Previous, therefore, to entering upon that portion of our subject which constitutes both the purpose and the title of this paper, in the interest of those of our readers who are accessible to the evidence of facts more reliable than any adumbrated ad libitum by augurial deductions, we submit to them some statistical information from official sources in relation to the agricultural and commercial development of the Algerian colony which, under the very adverse political circumstances we have shown, is singularly illustrative that the, view taken by the journalist had a strong family-likeness to those so-called "publicopinion views" which a clever political essayist used to designate "the Bermondsey policy," and shows how thoroughly he impersonated one of the chief characteristics of that class of politicians-to wit, a total ignorance of all foregone and known information on the subject.
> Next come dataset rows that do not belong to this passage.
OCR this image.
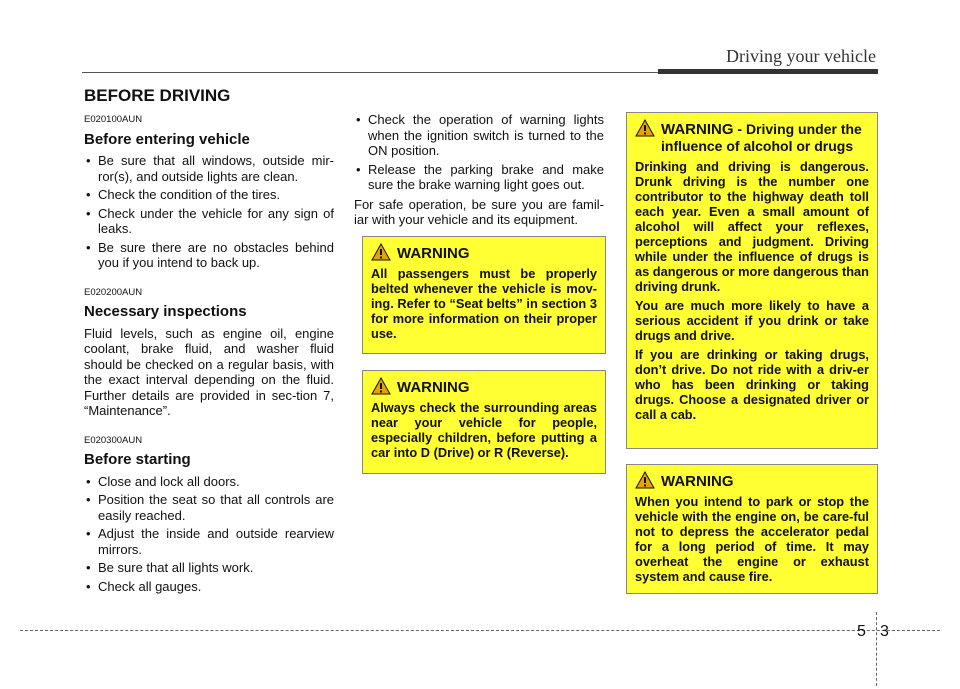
Driving your vehicle
BEFORE DRIVING
E020100AUN
Before entering vehicle
• Be sure that all windows, outside mir-ror(s), and outside lights are clean.
• Check the condition of the tires.
• Check under the vehicle for any sign of leaks.
• Be sure there are no obstacles behind you if you intend to back up.
E020200AUN
Necessary inspections

Fluid levels, such as engine oil, engine coolant, brake fluid, and washer fluid should be checked on a regular basis, with the exact interval depending on the fluid. Further details are provided in sec-tion 7, “Maintenance”.

E020300AUN
Before starting
• Close and lock all doors.
• Position the seat so that all controls are easily reached.
• Adjust the inside and outside rearview mirrors.
• Be sure that all lights work.
• Check all gauges.
• Check the operation of warning lights when the ignition switch is turned to the ON position.
• Release the parking brake and make sure the brake warning light goes out.

For safe operation, be sure you are famil-iar with your vehicle and its equipment.

WARNING

All passengers must be properly belted whenever the vehicle is mov-ing. Refer to “Seat belts” in section 3 for more information on their proper use.

WARNING

Always check the surrounding areas near your vehicle for people, especially children, before putting a car into D (Drive) or R (Reverse).

WARNING - Driving under the influence of alcohol or drugs

Drinking and driving is dangerous. Drunk driving is the number one contributor to the highway death toll each year. Even a small amount of alcohol will affect your reflexes, perceptions and judgment. Driving while under the influence of drugs is as dangerous or more dangerous than driving drunk.

You are much more likely to have a serious accident if you drink or take drugs and drive.

If you are drinking or taking drugs, don’t drive. Do not ride with a driv-er who has been drinking or taking drugs. Choose a designated driver or call a cab.

WARNING

When you intend to park or stop the vehicle with the engine on, be care-ful not to depress the accelerator pedal for a long period of time. It may overheat the engine or exhaust system and cause fire.

5 3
In the spring of 1855-anterior, therefore, by thirteen years to the augury he pronounced in 1868 on the burdensome character of the Algerian colony to its conquerors-the Administration of the Algerian Customs published a tabular report of the commerce of the colony in 1854, of which the following resumé appeared in the April (1855) number of the Annales de la Colonization Algérienne :

"As regards the movement in the ports and navigation, the increase of shipping has been 3,507, measuring 315,517 tons. The commerce in cereals alone has given employment to 7,500 vessels, of a total tonnage of 222,810 tons. After having provided for her local consumption, excepting as to a small quantity of flour-sorts destined for special purposes of luxury, or withheld through insufficiency of the means of grinding in Africa-the colony has been enabled to export to France and foreign countries 1,600,000 hectolitres of grain of all kinds, and upwards of 60,000 quintals of flour and biscuits, the greater part of which were sent to the army in the East, to which destination also 100,000 quintals of hay and straw were expedited.